Moscou Sanctions contre le premier cercle

Létau va se resserrer sur le premier cercle de Poutine… » Ce diplomate occidental à Moscou avait prévenu : les sanctions frapperont les proches du président. « Une voie sans issue », a certes répliqué, vendredi, le ministre russe des Affaires étrangères Sergueï Lavrov. Lui-même et les deux ou trois autres hommes clefs soupçonnés d’avoir pesé sur le rattachement de la Crimée ne sont certes pas encore visés par les sanctions. Mais d’influents hommes le sont déjà. A commencer par Sergeï Ivanov, le chef de cabinet du président, ciblé par Washington. Autour de Vladimir Poutine, un ex-KGB peut en cacher un autre. C’est le cas de cet ancien agent des services secrets soviétiques, ami de Poutine depuis les années 1970. Considéré comme l’un des chefs de file du camp des « faucons », Ivanov a enchaîné les promotions, dirigeant notamment le ministère de la Défense et le Conseil de Sécurité.

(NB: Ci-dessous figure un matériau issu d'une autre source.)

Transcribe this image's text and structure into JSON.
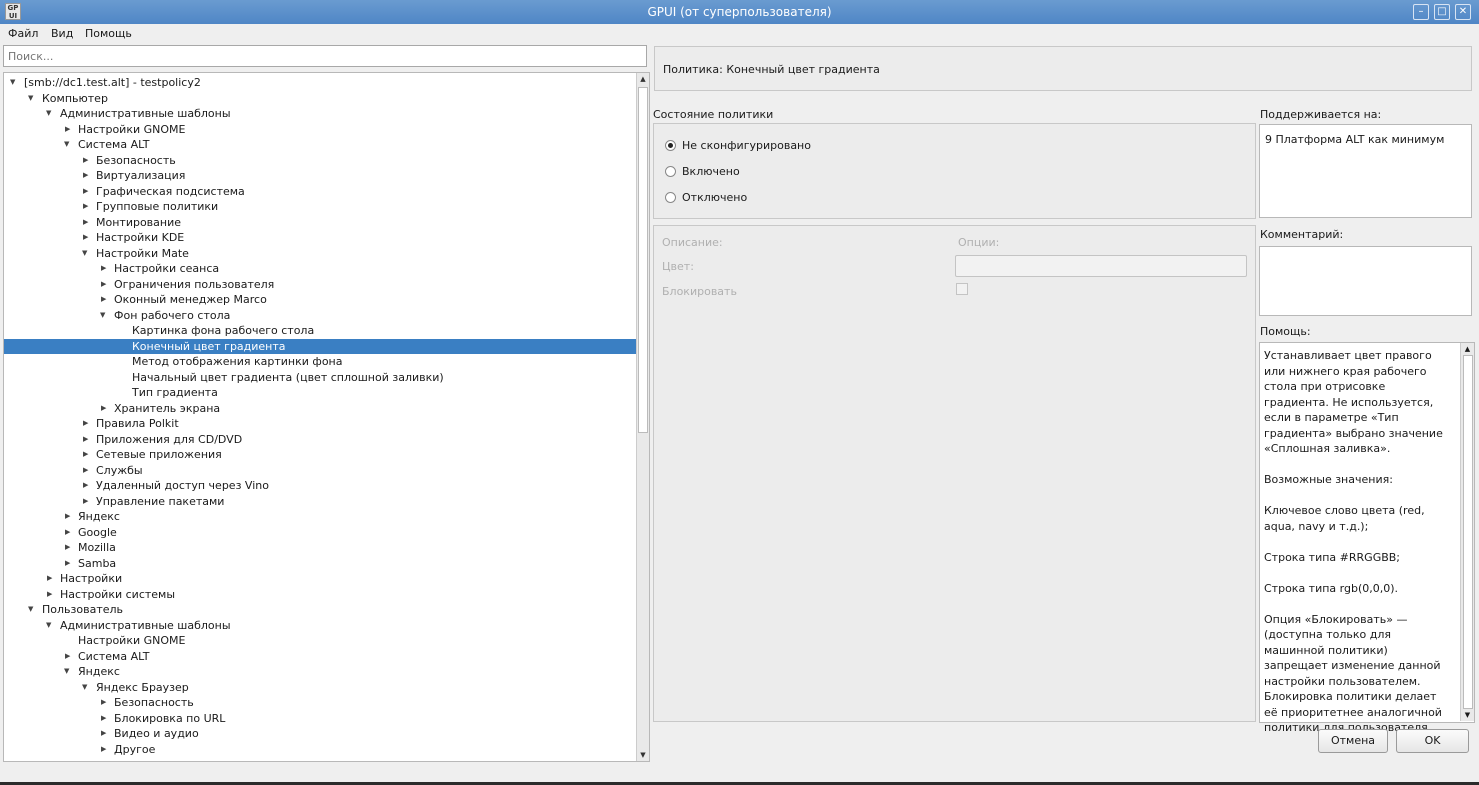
{
  "window": {
    "title": "GPUI (от суперпользователя)",
    "icon_text": "GP UI",
    "buttons": [
      "minimize-icon",
      "maximize-icon",
      "close-icon"
    ]
  },
  "menu": [
    "Файл",
    "Вид",
    "Помощь"
  ],
  "search": {
    "placeholder": "Поиск...",
    "value": ""
  },
  "tree": [
    {
      "label": "[smb://dc1.test.alt] - testpolicy2",
      "depth": 0,
      "arrow": "▼"
    },
    {
      "label": "Компьютер",
      "depth": 1,
      "arrow": "▼"
    },
    {
      "label": "Административные шаблоны",
      "depth": 2,
      "arrow": "▼"
    },
    {
      "label": "Настройки GNOME",
      "depth": 3,
      "arrow": "▶"
    },
    {
      "label": "Система ALT",
      "depth": 3,
      "arrow": "▼"
    },
    {
      "label": "Безопасность",
      "depth": 4,
      "arrow": "▶"
    },
    {
      "label": "Виртуализация",
      "depth": 4,
      "arrow": "▶"
    },
    {
      "label": "Графическая подсистема",
      "depth": 4,
      "arrow": "▶"
    },
    {
      "label": "Групповые политики",
      "depth": 4,
      "arrow": "▶"
    },
    {
      "label": "Монтирование",
      "depth": 4,
      "arrow": "▶"
    },
    {
      "label": "Настройки KDE",
      "depth": 4,
      "arrow": "▶"
    },
    {
      "label": "Настройки Mate",
      "depth": 4,
      "arrow": "▼"
    },
    {
      "label": "Настройки сеанса",
      "depth": 5,
      "arrow": "▶"
    },
    {
      "label": "Ограничения пользователя",
      "depth": 5,
      "arrow": "▶"
    },
    {
      "label": "Оконный менеджер Marco",
      "depth": 5,
      "arrow": "▶"
    },
    {
      "label": "Фон рабочего стола",
      "depth": 5,
      "arrow": "▼"
    },
    {
      "label": "Картинка фона рабочего стола",
      "depth": 6,
      "arrow": ""
    },
    {
      "label": "Конечный цвет градиента",
      "depth": 6,
      "arrow": "",
      "selected": true
    },
    {
      "label": "Метод отображения картинки фона",
      "depth": 6,
      "arrow": ""
    },
    {
      "label": "Начальный цвет градиента (цвет сплошной заливки)",
      "depth": 6,
      "arrow": ""
    },
    {
      "label": "Тип градиента",
      "depth": 6,
      "arrow": ""
    },
    {
      "label": "Хранитель экрана",
      "depth": 5,
      "arrow": "▶"
    },
    {
      "label": "Правила Polkit",
      "depth": 4,
      "arrow": "▶"
    },
    {
      "label": "Приложения для CD/DVD",
      "depth": 4,
      "arrow": "▶"
    },
    {
      "label": "Сетевые приложения",
      "depth": 4,
      "arrow": "▶"
    },
    {
      "label": "Службы",
      "depth": 4,
      "arrow": "▶"
    },
    {
      "label": "Удаленный доступ через Vino",
      "depth": 4,
      "arrow": "▶"
    },
    {
      "label": "Управление пакетами",
      "depth": 4,
      "arrow": "▶"
    },
    {
      "label": "Яндекс",
      "depth": 3,
      "arrow": "▶"
    },
    {
      "label": "Google",
      "depth": 3,
      "arrow": "▶"
    },
    {
      "label": "Mozilla",
      "depth": 3,
      "arrow": "▶"
    },
    {
      "label": "Samba",
      "depth": 3,
      "arrow": "▶"
    },
    {
      "label": "Настройки",
      "depth": 2,
      "arrow": "▶"
    },
    {
      "label": "Настройки системы",
      "depth": 2,
      "arrow": "▶"
    },
    {
      "label": "Пользователь",
      "depth": 1,
      "arrow": "▼"
    },
    {
      "label": "Административные шаблоны",
      "depth": 2,
      "arrow": "▼"
    },
    {
      "label": "Настройки GNOME",
      "depth": 3,
      "arrow": ""
    },
    {
      "label": "Система ALT",
      "depth": 3,
      "arrow": "▶"
    },
    {
      "label": "Яндекс",
      "depth": 3,
      "arrow": "▼"
    },
    {
      "label": "Яндекс Браузер",
      "depth": 4,
      "arrow": "▼"
    },
    {
      "label": "Безопасность",
      "depth": 5,
      "arrow": "▶"
    },
    {
      "label": "Блокировка по URL",
      "depth": 5,
      "arrow": "▶"
    },
    {
      "label": "Видео и аудио",
      "depth": 5,
      "arrow": "▶"
    },
    {
      "label": "Другое",
      "depth": 5,
      "arrow": "▶"
    }
  ],
  "policy": {
    "header": "Политика: Конечный цвет градиента",
    "state_label": "Состояние политики",
    "states": [
      {
        "label": "Не сконфигурировано",
        "checked": true
      },
      {
        "label": "Включено",
        "checked": false
      },
      {
        "label": "Отключено",
        "checked": false
      }
    ],
    "description_label": "Описание:",
    "options_label": "Опции:",
    "color_label": "Цвет:",
    "color_value": "",
    "lock_label": "Блокировать",
    "lock_checked": false
  },
  "supported": {
    "label": "Поддерживается на:",
    "value": "9 Платформа ALT как минимум"
  },
  "comment": {
    "label": "Комментарий:",
    "value": ""
  },
  "help": {
    "label": "Помощь:",
    "text": "Устанавливает цвет правого или нижнего края рабочего стола при отрисовке градиента. Не используется, если в параметре «Тип градиента» выбрано значение «Сплошная заливка».\n\nВозможные значения:\n\nКлючевое слово цвета (red, aqua, navy и т.д.);\n\nСтрока типа #RRGGBB;\n\nСтрока типа rgb(0,0,0).\n\nОпция «Блокировать» — (доступна только для машинной политики) запрещает изменение данной настройки пользователем. Блокировка политики делает её приоритетнее аналогичной политики для пользователя."
  },
  "buttons": {
    "cancel": "Отмена",
    "ok": "OK"
  },
  "colors": {
    "selection": "#3a7fc3",
    "titlebar": "#5a8fcb"
  }
}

Dans le petit cercle politique visé à la fois par les Etats-Unis et l’Union européenne, figurent deux autres personnalités controversées. L’une est très publique : le vice-Premier ministre Dmitri Rogozine, connu pour ses déclarations chocs. « Toutes ces sanctions ne valent pas un seul grain de sable de la terre de Crimée qui est retournée à la Russie », a-t-il encore réagi sur Twitter. Tribun virulent, Rogozine a gagné sa notoriété internationale lorsque, ambassadeur auprès de l’OTAN entre 2008 et 2012, il a défendu haut et fort ses positions anti-occidentales.

Vladislav Sourkov, lui, est plus discret. Conseiller du président pour le Caucase, il aurait été omniprésent en coulisses ces dernières semaines à Kiev puis en Crimée. Ce grand manipulateur nous a un jour déclaré tout en ironie : « Je ne sais pas si je suis démocrate, en tout cas je suis libre ! » Car Poutine lui a donné carte blanche pour orchestrer la « démocratie souveraine », à la base de l’autoritaire verticale du pouvoir. L’un des relais médiatiques de cet idéologue a aussi été inclus dans la liste européenne : Dmitri Kisseliov, propagandiste phare à la télévision.

Les sanctions américaines ciblent enfin des hommes clefs dans les rouages financiers de Poutine, soupçonné de s’être enrichi en 13 ans de pouvoir. Les hommes d’affaires visés lui auraient servi d’intermédiaires pour gonfler ses comptes personnels. C’est le cas des frères Rotenberg, oligarques accusés d’avoir récupéré, sans appel d’offres, 21 contrats pour plus de 5 milliards d’euros sur le vaste chantier des JO de Sotchi (soit près de 15 % du budget des Jeux). Quant à Guennadi Timshenko, il passe pour l’homme d’affaires de Poutine, en charge de ses investissements et finances privés. Sa fortune se monte, selon Forbes, à quelque 15,3 milliards de dollars.